Avec les gouvernements membres de l’OTAN, il a déjà déversé des centaines de milliards d’euros pour alimenter cette guerre qui les oppose au régime de Poutine. Et ce sont les travailleurs et les peuples d’Ukraine et de Russie qui en font les frais.
Les travailleurs et les jeunes de notre pays sont massivement opposés à l’envoi de troupes en Ukraine. Ils savent que ce sont les enfants de la classe ouvrière que l’on enverra sur les champs de bataille, comme le font Poutine et Zelensky.
Les travailleurs savent aussi que c’est le budget des services publics qui est pillé pour financer les milliards d’euros d’armement qui ne profitent qu’aux marchands de canons.

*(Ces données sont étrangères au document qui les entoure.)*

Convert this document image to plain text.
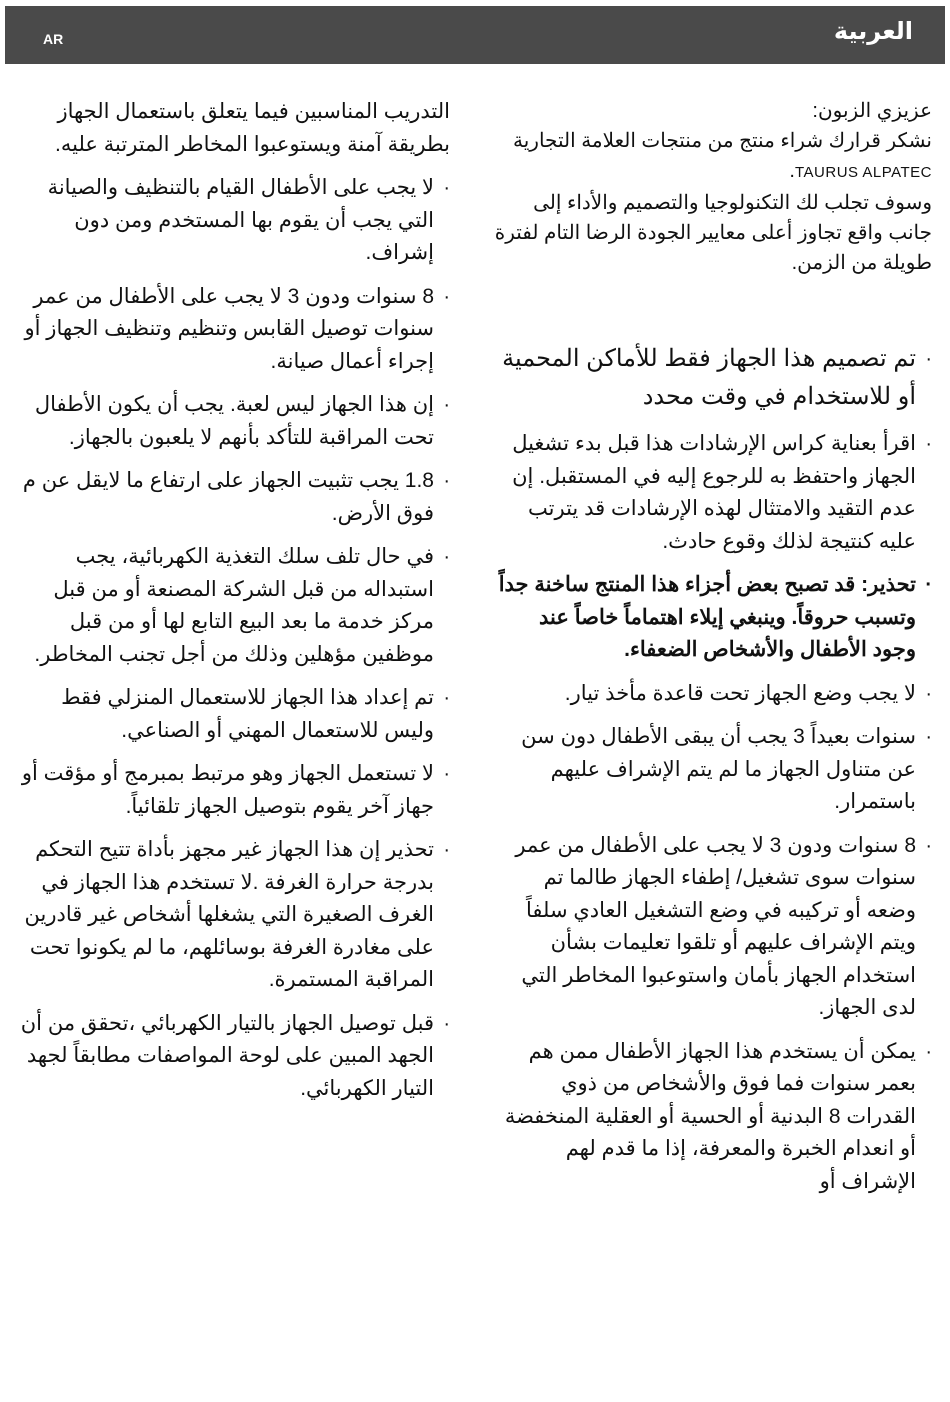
العربية
AR

عزيزي الزبون:

نشكر قرارك شراء منتج من منتجات العلامة التجارية TAURUS ALPATEC.

وسوف تجلب لك التكنولوجيا والتصميم والأداء إلى جانب واقع تجاوز أعلى معايير الجودة الرضا التام لفترة طويلة من الزمن.

· تم تصميم هذا الجهاز فقط للأماكن المحمية أو للاستخدام في وقت محدد
· اقرأ بعناية كراس الإرشادات هذا قبل بدء تشغيل الجهاز واحتفظ به للرجوع إليه في المستقبل. إن عدم التقيد والامتثال لهذه الإرشادات قد يترتب عليه كنتيجة لذلك وقوع حادث.
· تحذير: قد تصبح بعض أجزاء هذا المنتج ساخنة جداً وتسبب حروقاً. وينبغي إيلاء اهتماماً خاصاً عند وجود الأطفال والأشخاص الضعفاء.
· لا يجب وضع الجهاز تحت قاعدة مأخذ تيار.
· سنوات بعيداً 3 يجب أن يبقى الأطفال دون سن عن متناول الجهاز ما لم يتم الإشراف عليهم باستمرار.
· 8 سنوات ودون 3 لا يجب على الأطفال من عمر سنوات سوى تشغيل/ إطفاء الجهاز طالما تم وضعه أو تركيبه في وضع التشغيل العادي سلفاً ويتم الإشراف عليهم أو تلقوا تعليمات بشأن استخدام الجهاز بأمان واستوعبوا المخاطر التي لدى الجهاز.
· يمكن أن يستخدم هذا الجهاز الأطفال ممن هم بعمر سنوات فما فوق والأشخاص من ذوي القدرات 8 البدنية أو الحسية أو العقلية المنخفضة أو انعدام الخبرة والمعرفة، إذا ما قدم لهم الإشراف أو

التدريب المناسبين فيما يتعلق باستعمال الجهاز بطريقة آمنة ويستوعبوا المخاطر المترتبة عليه.

· لا يجب على الأطفال القيام بالتنظيف والصيانة التي يجب أن يقوم بها المستخدم ومن دون إشراف.
· 8 سنوات ودون 3 لا يجب على الأطفال من عمر سنوات توصيل القابس وتنظيم وتنظيف الجهاز أو إجراء أعمال صيانة.
· إن هذا الجهاز ليس لعبة. يجب أن يكون الأطفال تحت المراقبة للتأكد بأنهم لا يلعبون بالجهاز.
· 1.8 يجب تثبيت الجهاز على ارتفاع ما لايقل عن م فوق الأرض.
· في حال تلف سلك التغذية الكهربائية، يجب استبداله من قبل الشركة المصنعة أو من قبل مركز خدمة ما بعد البيع التابع لها أو من قبل موظفين مؤهلين وذلك من أجل تجنب المخاطر.
· تم إعداد هذا الجهاز للاستعمال المنزلي فقط وليس للاستعمال المهني أو الصناعي.
· لا تستعمل الجهاز وهو مرتبط بمبرمج أو مؤقت أو جهاز آخر يقوم بتوصيل الجهاز تلقائياً.
· تحذير إن هذا الجهاز غير مجهز بأداة تتيح التحكم بدرجة حرارة الغرفة .لا تستخدم هذا الجهاز في الغرف الصغيرة التي يشغلها أشخاص غير قادرين على مغادرة الغرفة بوسائلهم، ما لم يكونوا تحت المراقبة المستمرة.
· قبل توصيل الجهاز بالتيار الكهربائي ،تحقق من أن الجهد المبين على لوحة المواصفات مطابقاً لجهد التيار الكهربائي.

Ils savent que, pendant des mois, le gouvernement Macron, comme Biden, a laissé les mains libres à Netanyahou qui poursuit son génocide à Gaza et provoque la deuxième expulsion massive du peuple palestinien de ses terres.
Les travailleurs et les jeunes constatent que la guerre que Macron mène « à l’extérieur », il la mène également « à l’intérieur ».
Au nom d’une prétendue « trêve » olympique, et tandis que les travailleurs ne renoncent pas à revendiquer, les mesures de réquisition de grévistes – comme à la Ville de Paris – et de répression antisyndicale se multiplient !
« Pas un sou, pas une arme, pas un homme pour la guerre !
Les milliards pour l’école, les hôpitaux et les salaires ! »
Tel devrait être le mot d’ordre commun de toutes les organisations qui parlent au nom des travailleurs.
C’est sur ce mot d’ordre que le Parti des travailleurs vous appelle toutes et tous à participer nombreux au
MEETING INTERNATIONAL
DIMANCHE 2 JUIN • 14H30 • ESPACE CHARENTON • PARIS
327, rue de Charenton, Paris 12 e • Métro Porte-de-Charenton
Y prendront la parole des militants ouvriers d’Ukraine et de Russie, de Palestine, d’Allemagne, de l’État espagnol et de France… pour l’unité, la fraternité et la paix entre les peuples, contre les gouvernements fauteurs de guerre.